Replaying rrweb events in a headless browser, capturing frames, and encoding to MP4 required handling browser lifecycle, timeline compression, memory limits, and timeout enforcement. The rendering pipeline went through several iterations.
The individual API calls are simple. Chaining them into a reliable pipelines, with deduplication, screening, false alarm detection, and agent handoffs, is where the real engineering lives.

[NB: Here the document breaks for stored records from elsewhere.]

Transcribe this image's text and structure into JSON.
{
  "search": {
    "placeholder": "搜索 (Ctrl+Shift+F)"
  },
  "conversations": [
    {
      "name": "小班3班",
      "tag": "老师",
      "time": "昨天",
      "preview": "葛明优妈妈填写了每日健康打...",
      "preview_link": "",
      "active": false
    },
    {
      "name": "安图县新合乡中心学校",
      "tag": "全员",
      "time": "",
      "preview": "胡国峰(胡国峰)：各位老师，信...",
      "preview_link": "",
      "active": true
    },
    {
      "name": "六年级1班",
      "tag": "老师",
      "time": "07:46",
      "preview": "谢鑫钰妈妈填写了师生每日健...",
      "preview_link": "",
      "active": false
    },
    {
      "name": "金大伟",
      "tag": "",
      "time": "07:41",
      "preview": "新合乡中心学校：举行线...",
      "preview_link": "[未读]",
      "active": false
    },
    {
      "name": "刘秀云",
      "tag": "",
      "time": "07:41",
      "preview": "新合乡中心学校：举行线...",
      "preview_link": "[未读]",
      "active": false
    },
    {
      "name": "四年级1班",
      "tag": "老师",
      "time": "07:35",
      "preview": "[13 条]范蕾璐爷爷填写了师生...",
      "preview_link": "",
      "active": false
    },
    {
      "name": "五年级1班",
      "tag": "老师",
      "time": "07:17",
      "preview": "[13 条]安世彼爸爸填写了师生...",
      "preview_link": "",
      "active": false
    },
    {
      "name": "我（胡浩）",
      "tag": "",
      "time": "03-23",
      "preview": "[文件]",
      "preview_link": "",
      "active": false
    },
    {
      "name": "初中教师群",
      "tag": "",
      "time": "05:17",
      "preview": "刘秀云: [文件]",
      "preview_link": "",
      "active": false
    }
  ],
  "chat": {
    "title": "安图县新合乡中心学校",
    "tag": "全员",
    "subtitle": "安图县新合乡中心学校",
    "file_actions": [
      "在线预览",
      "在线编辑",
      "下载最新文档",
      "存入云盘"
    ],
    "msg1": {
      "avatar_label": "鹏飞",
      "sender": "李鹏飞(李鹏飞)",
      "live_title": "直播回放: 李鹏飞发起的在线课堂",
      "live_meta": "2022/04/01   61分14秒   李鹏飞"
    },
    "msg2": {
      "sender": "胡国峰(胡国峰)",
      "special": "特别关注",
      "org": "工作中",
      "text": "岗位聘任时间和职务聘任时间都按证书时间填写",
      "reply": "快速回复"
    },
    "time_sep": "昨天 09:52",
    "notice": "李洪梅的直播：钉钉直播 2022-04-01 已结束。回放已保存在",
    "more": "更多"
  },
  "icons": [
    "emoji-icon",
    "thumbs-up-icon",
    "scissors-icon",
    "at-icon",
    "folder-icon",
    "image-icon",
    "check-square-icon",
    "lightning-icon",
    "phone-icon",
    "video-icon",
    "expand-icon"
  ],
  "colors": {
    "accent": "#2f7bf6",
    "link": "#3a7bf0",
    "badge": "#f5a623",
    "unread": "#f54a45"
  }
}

Each stage needs clear contracts and failure modes.
Without an explicit "false alarm" option, coding agents will make speculative changes to justify their existence. Similarly, give agents a "Dev feedback" field to let them complain if you set them up for failure.
"State of the Art" is a constantly moving target with LLMs. Kimi K2.5 and Gemini 3 Pro both show excellent vision benchmark results, I didn't know which would perform better. I honestly never got around to seeing which I liked better, they're both still fighting with every video analyzed.
Watching an agent work in real time—seeing it read files, reason about the bug, and write a fix—is fundamentally different from waiting for a result. Real-time observability made debugging the agents themselves much faster. Also it gives me hope that I can turn it off before it goes too off the rails. Realistically, nobody will be watching it when something goes wrong, and I'll have to live with the YOLO permissions I gave it.
Running multiple coding agents concurrently requires complete filesystem isolation. Git worktrees solved this elegantly—each agent gets its own checkout of the repo on its own branch, with automatic cleanup of orphaned worktrees. Ports still might fight if they try to run their code, I haven't solved that problem yet.